Late January of 1945 rolled in. It was this time that Ken Rees and the other Stalag Luft prisoners were told to collect their scanty belongings in an hour’s notice and leave the camp. The Soviets were advancing to the east as the Germans made their escape bringing the prisoners with them.
Suffering from severe hardships mixed with a bitter cold weather, the guards commanded Rees and the other prisoners to advance westward. After more than three gruesome months, in May 2 that same year, Ken Rees and the other Stalag Luft prisoners were liberated by the advancing British troops. In no time, Rees was headed to the safety of his home and to his wife, whom he had married just days before he was shot down.
When the WWII vet was told that Steven McQueens’s character in the 1963 American war film The Great Escape was based off of him, he stated that he had nothing to do with that story. He further added that McQueen was a 6-foot tall American while he was a short and stocky Welshman. Aside from that, he did not know how to ride a motorbike.

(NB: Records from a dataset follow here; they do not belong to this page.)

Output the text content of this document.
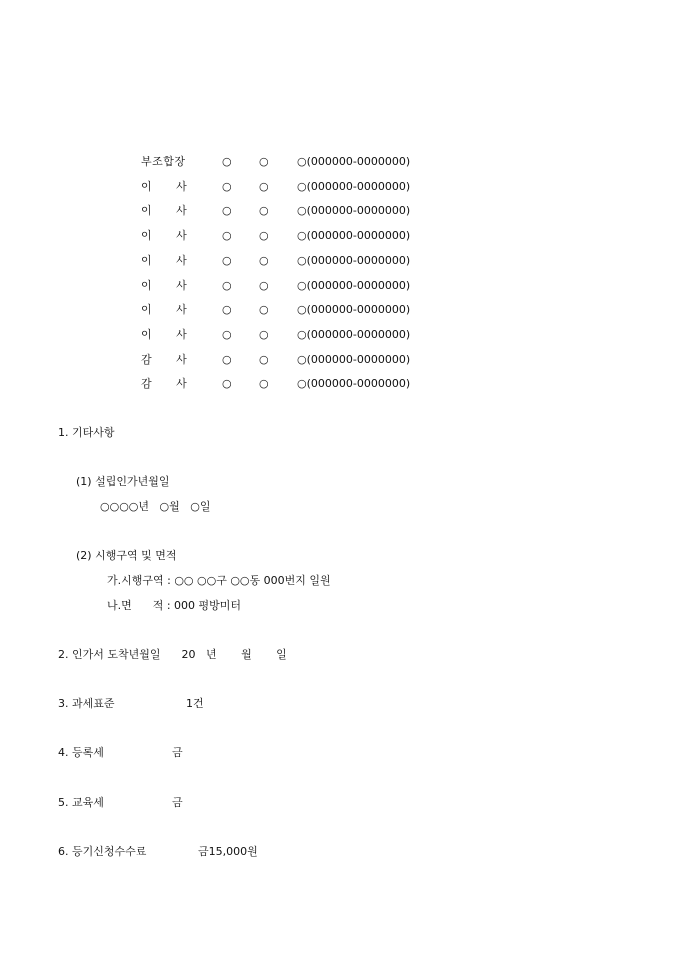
부조합장	○ ○	○(000000-0000000)
이      사	○ ○	○(000000-0000000)
이      사	○ ○	○(000000-0000000)
이      사	○ ○	○(000000-0000000)
이      사	○ ○	○(000000-0000000)
이      사	○ ○	○(000000-0000000)
이      사	○ ○	○(000000-0000000)
이      사	○ ○	○(000000-0000000)
감      사	○ ○	○(000000-0000000)
감      사	○ ○	○(000000-0000000)
1. 기타사항
(1) 설립인가년월일
○○○○년   ○월   ○일
(2) 시행구역 및 면적
가.시행구역 : ○○ ○○구 ○○동 000번지 일원
나.면      적 : 000 평방미터
2. 인가서 도착년월일      20   년       월       일
3. 과세표준	1건
4. 등록세	금
5. 교육세	금
6. 등기신청수수료	금15,000원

He eventually pointed out that the only similarities he could see with himself and Captain Hilts, McQueen’s character, were that they always annoyed the Germans and were constant visitors of the ‘cooler’.
Ken Rees is survived by his son, also a former RAF officer, and a daughter.
His funeral will be held next Saturday at the Bangor Crematorium.
Goodbye, WWII Flight Lieutenant and The Great Escape hero, Ken Rees!